Portage County voters look forward to the end of political season
At polling locations across the county, residents said their votes were crucial. But they also couldn’t wait for the campaign season to end.
Kim Borucki, of Garrettsville, brought her son Noah Hoffmann out to vote for his first time. She wanted to make sure he exercised his right — even though they disagreed. She voted for Joe Biden. Hoffman voted for Donald Trump.
Hoffmann said he voted for Trump because he was more capitalist, while he felt Biden leaned toward socialism. Borucki voted for Biden mainly because of his stance on the pandemic, but she said neither candidate was an ideal choice for her.
“Over the last couple of elections, it’s just been real tough,” she said. “Growing up and having decent candidates, and now we’re in this. … It’s just getting more ridiculous.”
Portage County residents hit the polls Tuesday to vote in both the presidential and local elections. Lines remained short and voting went smoothly during the afternoon at polling locations throughout the county. Portager and KentWired reporters visited polling locations and talked with voters in Kent, Ravenna, Rootstown, Garrettsville, Mantua and Suffield.
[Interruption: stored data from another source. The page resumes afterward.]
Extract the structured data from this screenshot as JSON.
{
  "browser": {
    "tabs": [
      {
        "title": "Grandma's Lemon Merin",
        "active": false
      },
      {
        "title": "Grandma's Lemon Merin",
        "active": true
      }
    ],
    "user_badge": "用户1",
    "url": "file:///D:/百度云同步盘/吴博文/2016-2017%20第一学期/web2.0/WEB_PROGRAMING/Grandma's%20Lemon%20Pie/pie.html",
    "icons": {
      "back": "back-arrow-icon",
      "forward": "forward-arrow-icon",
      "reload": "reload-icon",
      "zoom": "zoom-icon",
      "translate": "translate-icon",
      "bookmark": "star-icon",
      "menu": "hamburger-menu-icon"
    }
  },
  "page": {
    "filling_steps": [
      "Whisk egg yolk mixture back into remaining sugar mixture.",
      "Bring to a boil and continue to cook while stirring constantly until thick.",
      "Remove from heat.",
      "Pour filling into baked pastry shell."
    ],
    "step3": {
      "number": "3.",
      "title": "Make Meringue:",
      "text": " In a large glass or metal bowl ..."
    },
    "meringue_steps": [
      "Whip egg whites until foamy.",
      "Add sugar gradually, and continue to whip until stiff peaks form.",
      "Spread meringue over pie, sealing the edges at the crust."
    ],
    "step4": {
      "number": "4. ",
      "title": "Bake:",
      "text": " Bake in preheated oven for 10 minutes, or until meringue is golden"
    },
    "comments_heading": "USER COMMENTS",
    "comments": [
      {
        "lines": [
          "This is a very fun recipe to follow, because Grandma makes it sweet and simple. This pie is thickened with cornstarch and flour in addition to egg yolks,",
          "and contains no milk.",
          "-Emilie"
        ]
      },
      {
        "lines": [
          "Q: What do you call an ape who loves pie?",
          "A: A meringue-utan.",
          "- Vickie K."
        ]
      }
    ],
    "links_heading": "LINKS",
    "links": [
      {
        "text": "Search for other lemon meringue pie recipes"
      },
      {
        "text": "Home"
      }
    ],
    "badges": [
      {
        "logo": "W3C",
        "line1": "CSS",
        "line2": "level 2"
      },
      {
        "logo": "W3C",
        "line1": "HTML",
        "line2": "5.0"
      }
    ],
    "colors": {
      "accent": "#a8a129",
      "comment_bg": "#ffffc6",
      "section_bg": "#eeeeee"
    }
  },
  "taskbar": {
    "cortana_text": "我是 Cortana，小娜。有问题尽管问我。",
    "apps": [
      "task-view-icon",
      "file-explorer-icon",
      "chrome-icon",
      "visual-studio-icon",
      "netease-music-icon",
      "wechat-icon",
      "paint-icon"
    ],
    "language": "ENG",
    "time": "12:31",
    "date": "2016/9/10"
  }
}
Many Portage County voters said they’re looking forward to the end of election season.
“It’s a little depressing because of everything that’s going on with the pandemic and the voting and the back and forth with Biden and Trump,” said Annette Coney, a Kent State resident services employee from Ravenna.
She said she’s scared of what could happen in the coming months. “To me, it doesn’t matter who gets into office,” she said. “I think we all should be concerned and we all should pray.”
Darla Spencer, of Mantua, said she thinks volatile people on either side of the political spectrum could cause problems after the election. She voted for Trump because “he’s done more for the country than all of the politicians who’ve been in forever.”
“I mean, he did get our economy going,” she said. “He’s taking care of some of the deals that we made that we shouldn’t have made that really hurt us, in my opinion.”
Spencer said people need to respect each other and the president more, regardless of political beliefs.
But not everyone felt that same political burnout. Tori Palmer missed the age requirement to vote by two days, but at 17 years old, she volunteered to work the polls at Maplewood Christian Church in Ravenna. She said she has learned a lot from working the polls, and she values educating herself about U.S. government and history.
“There are a lot of things at stake depending on which party you support, depending on who you view in whatever light,” she said. “A lot of people who are in politics tend to be older and may not share the same view as me, so it’s really important for me to try and get my view out there even if I am younger and have a different opinion.”